Die Erdgeschichte hat überall geologische Spuren hinterlassen: Das Auf und Ab der Meeresspiegel, die Relikte gewaltiger Riffe oder große Vulkanausbrüche sind bis heute an der Abfolge der Gesteinsschichten ablesbar. Um diese Formationen identifizieren zu können, gibt es für die Übergange der geologischen Abschnitte Referenzpunkte – Stellen, an denen diese Schichtwechsel besonders deutlich zutage treten. Sie werden als „Global Stratotype Section and Point“ (GSSP) oder auch „Goldener Nagel“ oder „Golden Spike“ bezeichnet. Einer dieser weltweiten stratigrafischen Referenzpunkte liegt ab jetzt in der Nähe von Salzgitter in Niedersachen. Denn dort haben Geologen das gefunden, wonach sie mehr als 20 Jahre lang weltweit gesucht haben: Eine Gesteinsformation, die perfekt den Übergang der Kreidezeitalter Turonium und Coniacum abbildet. Dieser Übergang vor 89,4 Millionen Jahren markiert den Wechsel von einem tropisch-warmen, durch einen Höchststand der Meeresspiegel gekennzeichneten Abschnitt der Oberkreide zu einer Phase der leichten Abkühlung und sinkender Pegel.

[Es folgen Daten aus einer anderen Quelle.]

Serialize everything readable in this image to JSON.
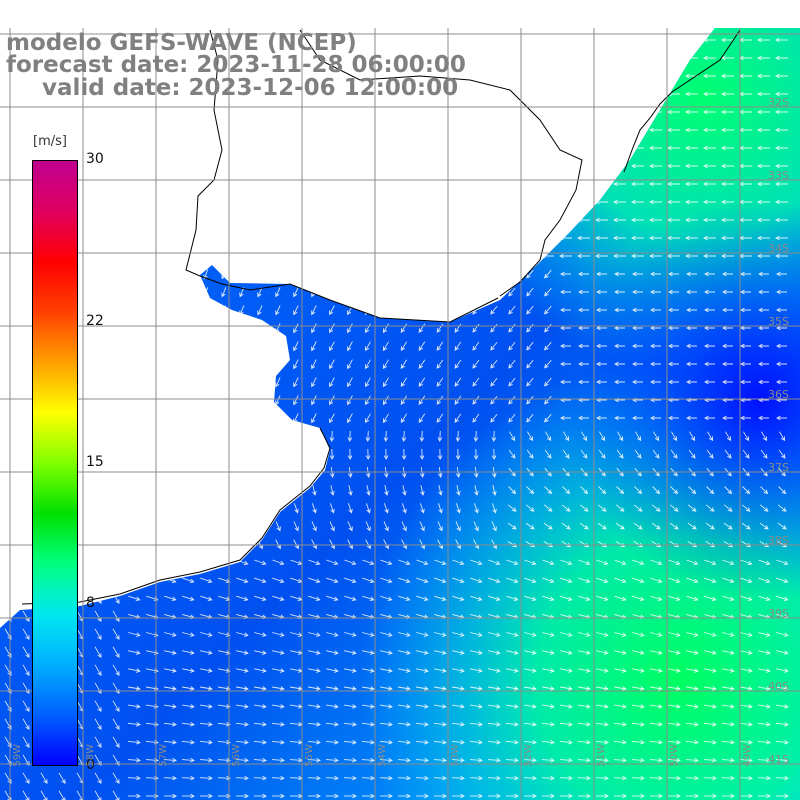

Der Beginn der neuen geologische Stude des Coniacum ist durch das Auftreten neuer Muschelarten aus der Gruppe der sogenannten Inoceramen gekennzeichnet. Die Relikte der Art Cremnoceramus deformis erectus gelten neben weitere Mikrofossilien als Leitfossilien dieses neuen geologischen Abschnitts. Ebenfalls typisch für das Coniacum ist eine Änderung im Verhältnis der Kohlenstoffisotope 12C und 13C. Genau diese Merkmale haben Geologen im ehemaligen Kalksteinbruch am Hasselberg bei Salzgitter nun gefunden. „Die Schichtenfolge in Salzgitter-Salder konnte sich gegenüber anderen Kandidaten zum Beispiel in den USA, in Indien, Madagaskar, Neuseeland und Polen durchsetzen, weil wir hier über 40 Meter eine perfekte Gesteinsschichtenabfolge haben, die ein gut definiertes Abbild der Ereignisse darstellt, die in diesem geologischen Zeitintervall stattgefunden haben“, erklärt Ireneusz Walaszczyk von der Universität Warschau.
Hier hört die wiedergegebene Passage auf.